Cheaper and cheaper…Monday, November 14th, 2011 by Roberto Saracco
The price of chips has gone down amazingly to reach today a few dollars per square millimeter. Take into account the fact that more and more transistors are being packaged in that square millimeter and the decrease in cost achieved is staggering, some billion times less than it used to be 30 years ago. And yet paper is still cheaper. Replacing all the labels on packages in a department store with chips would be too expensive.
But the progress of printed electronics is bound to change that. Researchers at PARC working with Thin Film, a Norwegian company, have announced the implementation of a printed chip containing both the processing and the storage on a single thin layer of polymer that is dirty cheap: a hundred times cheaper than etched silicon (the one used in today’s chip).

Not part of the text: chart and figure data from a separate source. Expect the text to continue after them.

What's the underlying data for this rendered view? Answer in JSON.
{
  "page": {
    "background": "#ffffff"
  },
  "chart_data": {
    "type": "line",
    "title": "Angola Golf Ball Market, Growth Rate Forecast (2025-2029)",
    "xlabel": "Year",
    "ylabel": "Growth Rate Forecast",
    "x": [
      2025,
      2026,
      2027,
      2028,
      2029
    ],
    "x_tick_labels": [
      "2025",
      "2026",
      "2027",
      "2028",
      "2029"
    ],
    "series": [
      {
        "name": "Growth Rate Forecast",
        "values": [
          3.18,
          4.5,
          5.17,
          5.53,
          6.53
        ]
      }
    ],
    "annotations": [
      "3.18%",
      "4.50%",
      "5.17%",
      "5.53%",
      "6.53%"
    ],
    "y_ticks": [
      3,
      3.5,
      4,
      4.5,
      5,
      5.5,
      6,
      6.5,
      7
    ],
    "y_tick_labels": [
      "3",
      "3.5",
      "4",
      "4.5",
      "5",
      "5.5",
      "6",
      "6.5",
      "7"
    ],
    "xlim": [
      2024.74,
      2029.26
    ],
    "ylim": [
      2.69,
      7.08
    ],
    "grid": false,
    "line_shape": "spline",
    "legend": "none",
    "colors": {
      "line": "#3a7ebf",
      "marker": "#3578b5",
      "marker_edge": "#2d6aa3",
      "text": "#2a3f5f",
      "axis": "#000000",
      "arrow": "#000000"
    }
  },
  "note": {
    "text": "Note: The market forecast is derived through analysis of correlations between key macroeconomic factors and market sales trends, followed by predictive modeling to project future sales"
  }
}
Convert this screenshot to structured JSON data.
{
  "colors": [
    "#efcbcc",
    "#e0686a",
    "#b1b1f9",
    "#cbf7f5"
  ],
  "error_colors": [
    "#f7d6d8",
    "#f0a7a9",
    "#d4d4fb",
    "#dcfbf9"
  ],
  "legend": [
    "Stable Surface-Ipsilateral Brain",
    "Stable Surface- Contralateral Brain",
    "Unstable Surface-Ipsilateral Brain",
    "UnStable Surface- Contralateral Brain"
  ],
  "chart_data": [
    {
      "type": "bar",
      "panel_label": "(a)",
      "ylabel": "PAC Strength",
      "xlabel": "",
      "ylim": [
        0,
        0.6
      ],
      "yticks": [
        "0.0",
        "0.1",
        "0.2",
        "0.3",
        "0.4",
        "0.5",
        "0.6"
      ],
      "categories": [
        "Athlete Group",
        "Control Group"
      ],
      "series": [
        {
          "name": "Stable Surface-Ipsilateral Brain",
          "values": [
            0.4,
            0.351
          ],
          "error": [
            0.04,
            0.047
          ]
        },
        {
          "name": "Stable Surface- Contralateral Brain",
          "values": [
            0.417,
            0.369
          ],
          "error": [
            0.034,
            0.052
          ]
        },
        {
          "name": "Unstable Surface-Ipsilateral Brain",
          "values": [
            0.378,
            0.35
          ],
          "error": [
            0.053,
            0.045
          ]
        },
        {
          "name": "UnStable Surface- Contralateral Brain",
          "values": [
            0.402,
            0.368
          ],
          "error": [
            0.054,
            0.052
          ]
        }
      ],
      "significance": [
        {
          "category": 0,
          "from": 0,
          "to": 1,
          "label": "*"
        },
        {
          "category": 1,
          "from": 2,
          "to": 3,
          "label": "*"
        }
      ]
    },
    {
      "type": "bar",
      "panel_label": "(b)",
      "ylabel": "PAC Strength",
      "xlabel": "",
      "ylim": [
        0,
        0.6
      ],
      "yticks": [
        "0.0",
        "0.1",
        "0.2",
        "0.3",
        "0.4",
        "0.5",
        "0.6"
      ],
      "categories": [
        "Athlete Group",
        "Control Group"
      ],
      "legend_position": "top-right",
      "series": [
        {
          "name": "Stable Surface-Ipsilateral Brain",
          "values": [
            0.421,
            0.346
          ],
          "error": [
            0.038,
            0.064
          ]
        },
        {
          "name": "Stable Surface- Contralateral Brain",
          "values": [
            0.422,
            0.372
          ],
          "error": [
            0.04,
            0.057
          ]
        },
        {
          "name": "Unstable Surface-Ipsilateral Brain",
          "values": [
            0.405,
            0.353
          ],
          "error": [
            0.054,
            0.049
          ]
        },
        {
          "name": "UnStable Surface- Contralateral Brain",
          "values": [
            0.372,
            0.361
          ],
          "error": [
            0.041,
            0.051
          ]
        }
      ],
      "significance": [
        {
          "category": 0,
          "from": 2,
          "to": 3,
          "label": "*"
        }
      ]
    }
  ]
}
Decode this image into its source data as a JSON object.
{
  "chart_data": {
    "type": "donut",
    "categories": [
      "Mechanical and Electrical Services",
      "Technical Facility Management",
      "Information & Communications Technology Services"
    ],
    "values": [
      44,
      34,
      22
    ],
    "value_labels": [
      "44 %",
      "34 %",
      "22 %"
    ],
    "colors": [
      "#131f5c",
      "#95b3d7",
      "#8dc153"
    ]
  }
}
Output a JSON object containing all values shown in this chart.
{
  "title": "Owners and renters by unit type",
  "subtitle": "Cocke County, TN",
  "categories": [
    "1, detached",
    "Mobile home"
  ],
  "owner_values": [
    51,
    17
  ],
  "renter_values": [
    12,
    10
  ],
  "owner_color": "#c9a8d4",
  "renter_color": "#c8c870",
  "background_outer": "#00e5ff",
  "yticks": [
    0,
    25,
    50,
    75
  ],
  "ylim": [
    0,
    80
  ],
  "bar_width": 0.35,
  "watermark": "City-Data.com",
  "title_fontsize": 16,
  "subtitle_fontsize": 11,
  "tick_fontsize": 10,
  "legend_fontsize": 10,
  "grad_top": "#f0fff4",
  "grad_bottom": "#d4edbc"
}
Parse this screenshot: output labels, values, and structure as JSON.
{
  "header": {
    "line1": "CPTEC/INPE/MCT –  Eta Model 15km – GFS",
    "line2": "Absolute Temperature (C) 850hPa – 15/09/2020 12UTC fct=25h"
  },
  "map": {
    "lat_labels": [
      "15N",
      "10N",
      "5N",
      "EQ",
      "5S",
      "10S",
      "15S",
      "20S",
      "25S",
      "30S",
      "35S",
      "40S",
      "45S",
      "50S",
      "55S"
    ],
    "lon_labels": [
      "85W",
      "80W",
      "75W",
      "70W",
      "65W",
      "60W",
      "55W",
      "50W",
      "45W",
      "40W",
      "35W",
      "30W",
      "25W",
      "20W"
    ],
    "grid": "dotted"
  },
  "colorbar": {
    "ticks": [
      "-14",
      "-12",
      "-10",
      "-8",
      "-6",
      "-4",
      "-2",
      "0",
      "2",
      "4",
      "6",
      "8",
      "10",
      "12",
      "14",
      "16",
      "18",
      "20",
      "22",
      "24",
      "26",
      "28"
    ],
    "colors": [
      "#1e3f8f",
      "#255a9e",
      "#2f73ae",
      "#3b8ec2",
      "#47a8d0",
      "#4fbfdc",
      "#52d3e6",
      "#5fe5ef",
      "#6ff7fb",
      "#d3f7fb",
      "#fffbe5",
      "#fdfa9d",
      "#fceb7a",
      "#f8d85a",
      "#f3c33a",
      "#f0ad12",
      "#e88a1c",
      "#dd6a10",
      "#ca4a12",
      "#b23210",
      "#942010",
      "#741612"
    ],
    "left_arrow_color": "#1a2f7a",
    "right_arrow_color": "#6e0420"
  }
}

Adding logic to memory is crucial to increasing the storage capacity of the device, explains Janos Veres, manager of printed electronics at PARC. “We really needed to have a printed logic array that lets us address memory and increase bit count,” he says. Memory arrays are split up into rows and columns. To select a row or column, you need a logic circuit, Veres says. “The power of this demonstration is we’ve shown that you can address rows and columns with this technology,” he says. “The next step will be building bigger memory.”
And, what’s more, the next step will see the penetration of these kind of chips in everyday objects, wherever there is a paper label we can imagine a chip. And that’s is going to make the difference.